Celeste:” A precision 2D platformer with perhaps my favorite game-play mechanics and level design! The physics just feel so smooth and fluid, and the game constantly introduces new mechanisms that allow for some extraordinarily satisfying movement. The difficulty ramps up to insane levels throughout the game, but it's always paced such that each level is just doable enough for you to keep pushing through. It also has some really nice pixel art and music, and a simple yet powerful story about struggling with anxiety and self-acceptance. (It's also surprisingly popular among my friends at MIT!)

A Dance of Fire and Ice:” A precise rhythm game where geometry meets music! Two rotating orbs traverse a track, and you have to tap in rhythm based on the shape of the track. A series of tiles in a straight line (180-degree angles) represents a quarter-note beat, whereas eighth notes are represented by 90 degrees, triplets by 60 or 120, and so on. It makes more sense when you see it, so if this sounds interesting, take a look here!

13 Sentinels: Aegis Rim:” Of all the sci-fi stories I've consumed, this game has the most intricate, staggering, mind-blowing one by far. The basic premise is that 13 high school students are tasked with using the Sentinels — giant mechanized robots — to fight off the kaiju (monsters) invading their world — but that description barely scratches the surface. It takes every science fiction element ever known and combines them all into a single narrative in unique and subversive ways. The game includes the intersecting story arcs of 13 different protagonists that you can play in (mostly) any order, resulting in a dizzying amount of complexity, but never so much that you lose interest. Along with the narrative segments, the game also includes several dozen real-time strategy tower defense game-play stages. Did I mention that the music and art are also gorgeous?

Q: What’s your favorite TikTok, Instagram or YouTube video?

A: “me and the boys after watching mary poppins”

Q: What are you looking forward to about life after graduation? What do you think you’ll miss about MIT?

A: I'm looking forward to having free time that's completely mine, without having to worry about whether I should be getting ahead on work, investing more time into my research, etc. Normally I'm good at establishing a sustainable balance even at MIT, but sometimes it's all too easy for me to do too much without realizing how much strain I'm putting on myself. This semester, I didn't realize how exhausted I was until spring break finally hit.

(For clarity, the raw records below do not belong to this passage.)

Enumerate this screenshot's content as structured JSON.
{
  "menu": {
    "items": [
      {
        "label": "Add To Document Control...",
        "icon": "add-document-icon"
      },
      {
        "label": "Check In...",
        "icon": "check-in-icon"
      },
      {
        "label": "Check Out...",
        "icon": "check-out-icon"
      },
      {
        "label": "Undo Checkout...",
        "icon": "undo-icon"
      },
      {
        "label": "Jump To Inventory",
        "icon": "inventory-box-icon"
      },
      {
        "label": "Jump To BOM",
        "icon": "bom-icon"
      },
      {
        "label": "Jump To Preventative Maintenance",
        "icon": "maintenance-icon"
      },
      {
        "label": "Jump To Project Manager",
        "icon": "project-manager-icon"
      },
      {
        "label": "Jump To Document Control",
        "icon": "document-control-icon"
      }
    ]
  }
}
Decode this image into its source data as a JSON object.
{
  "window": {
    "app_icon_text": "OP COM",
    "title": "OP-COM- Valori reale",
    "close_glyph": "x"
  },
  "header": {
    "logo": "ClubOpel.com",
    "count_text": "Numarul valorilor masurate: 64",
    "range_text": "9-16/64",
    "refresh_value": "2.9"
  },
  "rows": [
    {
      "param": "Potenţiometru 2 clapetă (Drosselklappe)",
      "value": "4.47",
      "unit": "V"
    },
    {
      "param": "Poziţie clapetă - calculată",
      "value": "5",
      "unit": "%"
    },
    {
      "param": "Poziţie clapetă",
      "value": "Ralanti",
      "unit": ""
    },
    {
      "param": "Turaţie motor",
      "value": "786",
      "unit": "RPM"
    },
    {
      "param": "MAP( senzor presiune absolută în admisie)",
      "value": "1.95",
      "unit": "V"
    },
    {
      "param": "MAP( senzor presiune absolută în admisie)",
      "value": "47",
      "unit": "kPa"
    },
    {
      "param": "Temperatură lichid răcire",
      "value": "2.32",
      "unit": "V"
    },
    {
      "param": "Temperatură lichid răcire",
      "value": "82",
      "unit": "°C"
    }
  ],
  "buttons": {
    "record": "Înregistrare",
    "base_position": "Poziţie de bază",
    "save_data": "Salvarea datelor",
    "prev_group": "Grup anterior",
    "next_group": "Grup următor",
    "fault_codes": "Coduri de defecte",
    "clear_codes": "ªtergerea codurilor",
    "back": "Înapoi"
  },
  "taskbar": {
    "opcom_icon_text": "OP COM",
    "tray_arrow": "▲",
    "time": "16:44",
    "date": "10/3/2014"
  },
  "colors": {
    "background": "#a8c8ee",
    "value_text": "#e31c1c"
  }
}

But that flexibility goes both ways, too: I'll miss psetting with friends in the evenings on a problem that's enraptured our brains. I'll miss the freedom to sip tea and read a book on weekday afternoons without worrying about being somewhere. I'll miss the opportunities to organize last-minute food outings and hiking trips, the ease of walking down the hall and knocking on people's doors, the spontaneity of “Smash Bros.” sessions in the dorm lounges.

Most of all, I'll miss the friends I've made here — the friends I play party games with, the friends I go running with, the friends I talk with about the future and our ideals and the kinds of people we want to become. For all of you, I wish nothing but the best, and I hope we still find ways to remember and see each other once we graduate.